Question: Digital preservation: fixity checks/virus scans

Two women operating ENIAC (U.S. Army Photo)

We are passing on a request for help that you might also have; and a few answers sent in to help. If you have other suggestions, please post them to the comments!

“I’m the archivist and part of a digital preservation team at a small Catholic academic library.  We have about 1500 full-time students.  Some colleagues and I attended a Digital POWRR preservation workshop last year (which I highly recommend if it makes its way to your area).  As part of our action plan to strengthen our digital file preservation methods and storage capabilities, we’re wondering what software/tools other similarly-sized academic libraries/archives are using for fixity checks and virus scans.

We learned about some tools at the workshop, but we’re not sure what’s best for our particular situation, and our campus IT department wants us to research what other benchmark institutions are using.  We are NOT looking for a complete software package that includes hosting our files.  Our files are hosted on the university server and will soon be backed up to cloud service.  We just need recommendations for fixity checks and virus scans.

If anyone is doing something similar, can you tell me more about what products you are using for fixity checks and virus scans, and if you recommend them?  Is there a one-time cost to implement the tools or do we need to allocate money annually for digital preservation?

Anything else you would like to share about digital preservation, including written preservation plans, would also be helpful.

Thank you in advance!

Catherine

Hi Catherine,

AVPreserve has a tool that might do part of what you want, and it’s called, appropriately enough, fixity:

https://www.avpreserve.com/tools/fixity/

This tool runs on Windows and Mac, and the source code is available so someone enterprising enough might be able to get it to work on linux as well.
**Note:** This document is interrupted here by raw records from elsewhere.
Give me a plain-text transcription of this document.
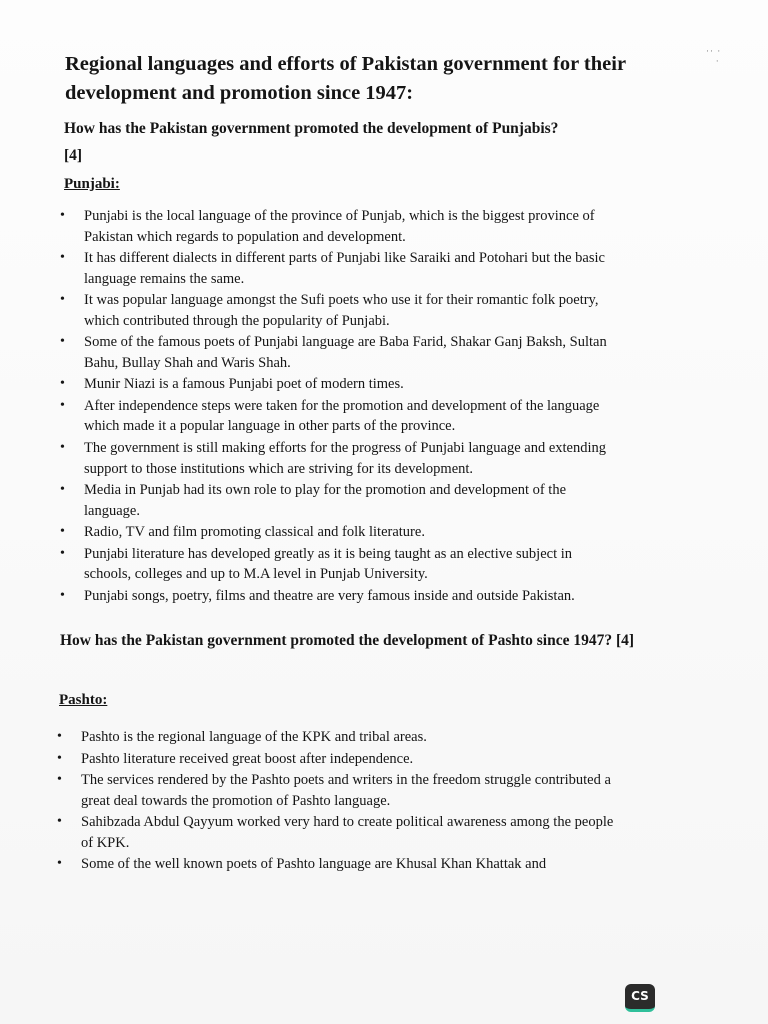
Regional languages and efforts of Pakistan government for their development and promotion since 1947:
·· ·
·
How has the Pakistan government promoted the development of Punjabis?
[4]
Punjabi:
• Punjabi is the local language of the province of Punjab, which is the biggest province of Pakistan which regards to population and development.
• It has different dialects in different parts of Punjabi like Saraiki and Potohari but the basic language remains the same.
• It was popular language amongst the Sufi poets who use it for their romantic folk poetry, which contributed through the popularity of Punjabi.
• Some of the famous poets of Punjabi language are Baba Farid, Shakar Ganj Baksh, Sultan Bahu, Bullay Shah and Waris Shah.
• Munir Niazi is a famous Punjabi poet of modern times.
• After independence steps were taken for the promotion and development of the language which made it a popular language in other parts of the province.
• The government is still making efforts for the progress of Punjabi language and extending support to those institutions which are striving for its development.
• Media in Punjab had its own role to play for the promotion and development of the language.
• Radio, TV and film promoting classical and folk literature.
• Punjabi literature has developed greatly as it is being taught as an elective subject in schools, colleges and up to M.A level in Punjab University.
• Punjabi songs, poetry, films and theatre are very famous inside and outside Pakistan.
How has the Pakistan government promoted the development of Pashto since 1947? [4]
Pashto:
• Pashto is the regional language of the KPK and tribal areas.
• Pashto literature received great boost after independence.
• The services rendered by the Pashto poets and writers in the freedom struggle contributed a great deal towards the promotion of Pashto language.
• Sahibzada Abdul Qayyum worked very hard to create political awareness among the people of KPK.
• Some of the well known poets of Pashto language are Khusal Khan Khattak and
CS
As for antivirus, a lot of that will depend on how these files are being stored, what platform, etc. Would you be able to provide a little bit more info on what’s being used currently for long term storage and preservation?

**********

Hi Catherine,

A few years ago I did some similar research on fixity tools a few listservs and on the Digital Preservation Q&A Website (http://qanda.digipres.org/332/what-tools-do-you-use-for-the-ongoing-monitoring-of-checksums).  The Q&A site has a summary of responses I got and details about the different software options.  Hope that helps!
****************

Hi Catherine,

We have most recently been practicing a minimal effort curation practice
for our digital collections that uses a combination of Brunnhilde,
Siegfried, ClamAV and BagIt.

The first three tools aggregate a number of smaller applications and work
together to accomplish both a virus scan and some fixity information.
BagIt gives us additional fixity that we can audit as we move things
to/from various storage and staging points.
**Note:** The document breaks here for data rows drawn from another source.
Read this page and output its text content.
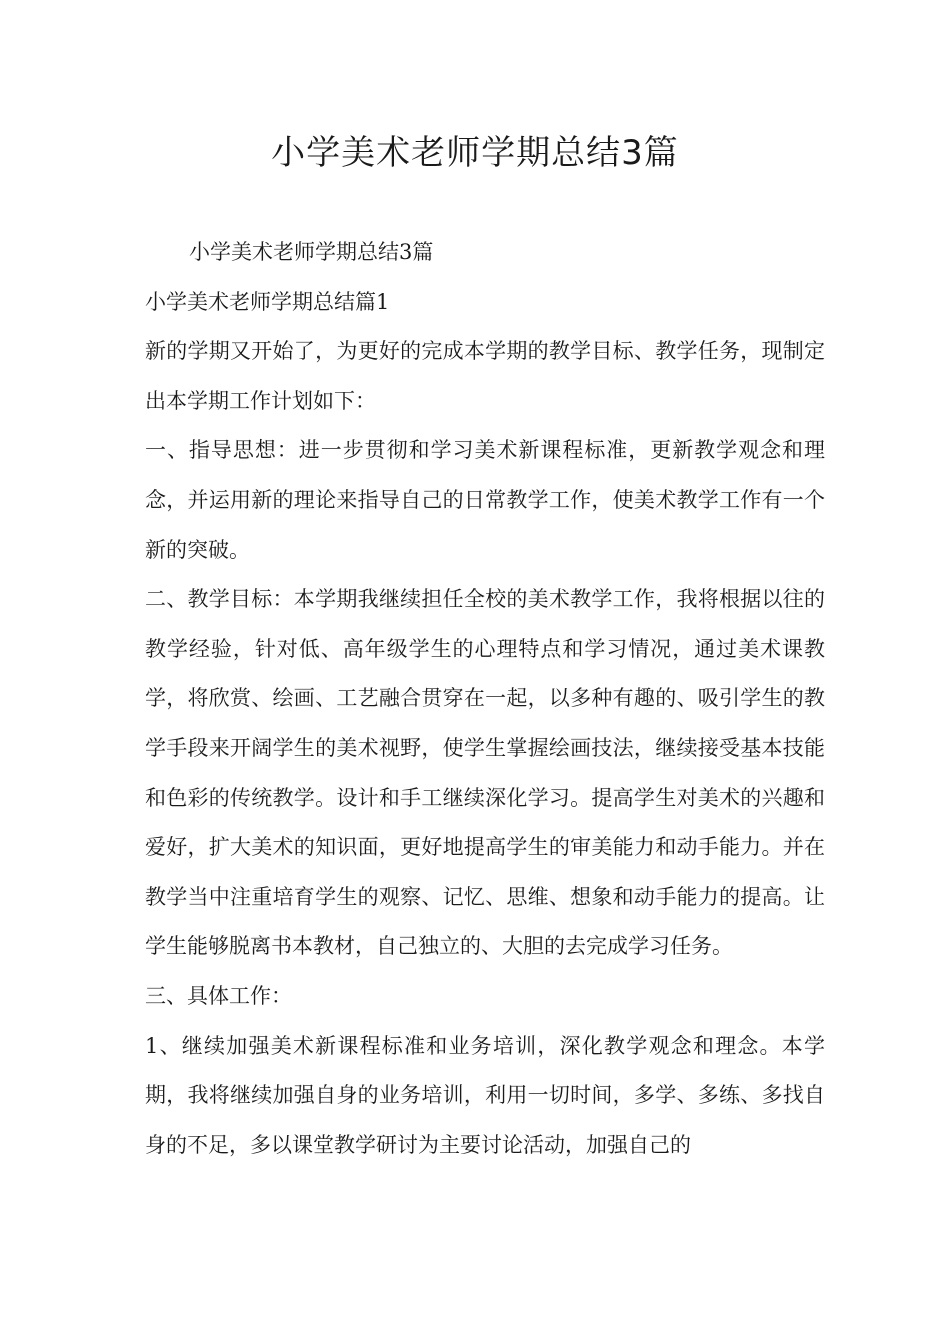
小学美术老师学期总结3篇

小学美术老师学期总结3篇

小学美术老师学期总结篇1

新的学期又开始了，为更好的完成本学期的教学目标、教学任务，现制定出本学期工作计划如下：

一、指导思想：进一步贯彻和学习美术新课程标准，更新教学观念和理念，并运用新的理论来指导自己的日常教学工作，使美术教学工作有一个新的突破。

二、教学目标：本学期我继续担任全校的美术教学工作，我将根据以往的教学经验，针对低、高年级学生的心理特点和学习情况，通过美术课教学，将欣赏、绘画、工艺融合贯穿在一起，以多种有趣的、吸引学生的教学手段来开阔学生的美术视野，使学生掌握绘画技法，继续接受基本技能和色彩的传统教学。设计和手工继续深化学习。提高学生对美术的兴趣和爱好，扩大美术的知识面，更好地提高学生的审美能力和动手能力。并在教学当中注重培育学生的观察、记忆、思维、想象和动手能力的提高。让学生能够脱离书本教材，自己独立的、大胆的去完成学习任务。

三、具体工作：

1、继续加强美术新课程标准和业务培训，深化教学观念和理念。本学期，我将继续加强自身的业务培训，利用一切时间，多学、多练、多找自身的不足，多以课堂教学研讨为主要讨论活动，加强自己的
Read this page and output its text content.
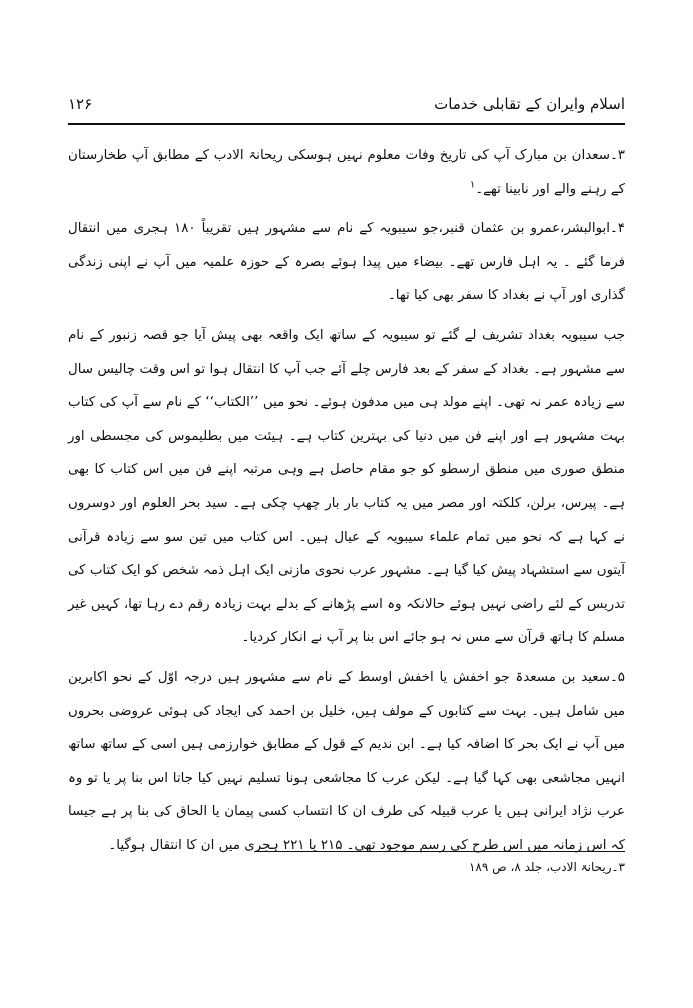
اسلام وایران کے تقابلی خدمات
۱۲۶

۳۔سعدان بن مبارک آپ کی تاریخ وفات معلوم نہیں ہوسکی ریحانۃ الادب کے مطابق آپ طخارستان کے رہنے والے اور نابینا تھے۔$^۱$

۴۔ابوالبشر،عمرو بن عثمان قنبر،جو سیبویہ کے نام سے مشہور ہیں تقریباً ۱۸۰ ہجری میں انتقال فرما گئے ۔ یہ اہل فارس تھے۔ بیضاء میں پیدا ہوئے بصرہ کے حوزہ علمیہ میں آپ نے اپنی زندگی گذاری اور آپ نے بغداد کا سفر بھی کیا تھا۔

جب سیبویہ بغداد تشریف لے گئے تو سیبویہ کے ساتھ ایک واقعہ بھی پیش آیا جو قصہ زنبور کے نام سے مشہور ہے۔ بغداد کے سفر کے بعد فارس چلے آئے جب آپ کا انتقال ہوا تو اس وقت چالیس سال سے زیادہ عمر نہ تھی۔ اپنے مولد ہی میں مدفون ہوئے۔ نحو میں ’’الکتاب‘‘ کے نام سے آپ کی کتاب بہت مشہور ہے اور اپنے فن میں دنیا کی بہترین کتاب ہے۔ ہیئت میں بطلیموس کی مجسطی اور منطق صوری میں منطق ارسطو کو جو مقام حاصل ہے وہی مرتبہ اپنے فن میں اس کتاب کا بھی ہے۔ پیرس، برلن، کلکتہ اور مصر میں یہ کتاب بار بار چھپ چکی ہے۔ سید بحر العلوم اور دوسروں نے کہا ہے کہ نحو میں تمام علماء سیبویہ کے عیال ہیں۔ اس کتاب میں تین سو سے زیادہ قرآنی آیتوں سے استشہاد پیش کیا گیا ہے۔ مشہور عرب نحوی مازنی ایک اہل ذمہ شخص کو ایک کتاب کی تدریس کے لئے راضی نہیں ہوئے حالانکہ وہ اسے پڑھانے کے بدلے بہت زیادہ رقم دے رہا تھا، کہیں غیر مسلم کا ہاتھ قرآن سے مس نہ ہو جائے اس بنا پر آپ نے انکار کردیا۔

۵۔سعید بن مسعدۃ جو اخفش یا اخفش اوسط کے نام سے مشہور ہیں درجہ اوّل کے نحو اکابرین میں شامل ہیں۔ بہت سے کتابوں کے مولف ہیں، خلیل بن احمد کی ایجاد کی ہوئی عروضی بحروں میں آپ نے ایک بحر کا اضافہ کیا ہے۔ ابن ندیم کے قول کے مطابق خوارزمی ہیں اسی کے ساتھ ساتھ انہیں مجاشعی بھی کہا گیا ہے۔ لیکن عرب کا مجاشعی ہونا تسلیم نہیں کیا جاتا اس بنا پر یا تو وہ عرب نژاد ایرانی ہیں یا عرب قبیلہ کی طرف ان کا انتساب کسی پیمان یا الحاق کی بنا پر ہے جیسا کہ اس زمانہ میں اس طرح کی رسم موجود تھی۔ ۲۱۵ یا ۲۲۱ ہجری میں ان کا انتقال ہوگیا۔

۳۔ریحانۃ الادب، جلد ۸، ص ۱۸۹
See the links below for those tools:

Brunnhilde: https://github.com/timothyryanwalsh/brunnhilde
Siegfried: http://www.itforarchivists.com/siegfried
ClamAV: https://www.clamav.net/
BagIt: https://github.com/LibraryOfCongress/bagit-java (specifically we
are using the bagit.py CLI here:
https://github.com/LibraryOfCongress/bagit-python)

We are also currently piping collections to cloud storage as an interim solution, and looking forward to developments with repository solutions like Hyku (Hydra-in-a-Box): http://hydrainabox.projecthydra.org/.

**********
Hi Catherine,
I think the best answer to your question would be:   Both! Knowing the type of files, their format and average size can be of importance, as some virus scanning tools (ClamAV being an example) will not fully scan files beyond a certain size, usually in the gigabytes. This is fine if you’re mostly preserving photos, digital documents or sound files, but moving images, born-digital project files and large research datasets can easily exceed these limits.
Having a general idea of the operating system and storage architecture/equipment being used will inform you as to what AV software will work best. If there’s a Linux underpinning, for example, I’d suggest ClamAV to start. A windows environment has other options more suitable for that OS, some of which are commercial/proprietary. And, your IT department might already have a solution they’re happy with, and it might be just fine for your needs, too.
****************

Hi Catherine:

We use ClamAV for virus checking.

In addition we use a product called Corz Checksum — http://corz.org/windows/software/checksum/  — it links in nicely to your windows explorer and allows you to do a point-and-right-mouse-click – he also has a *NIX version that you can run on your servers. It is also very cheap

There are other ways to do the checksum but this is probably the easiest option for Windows systems.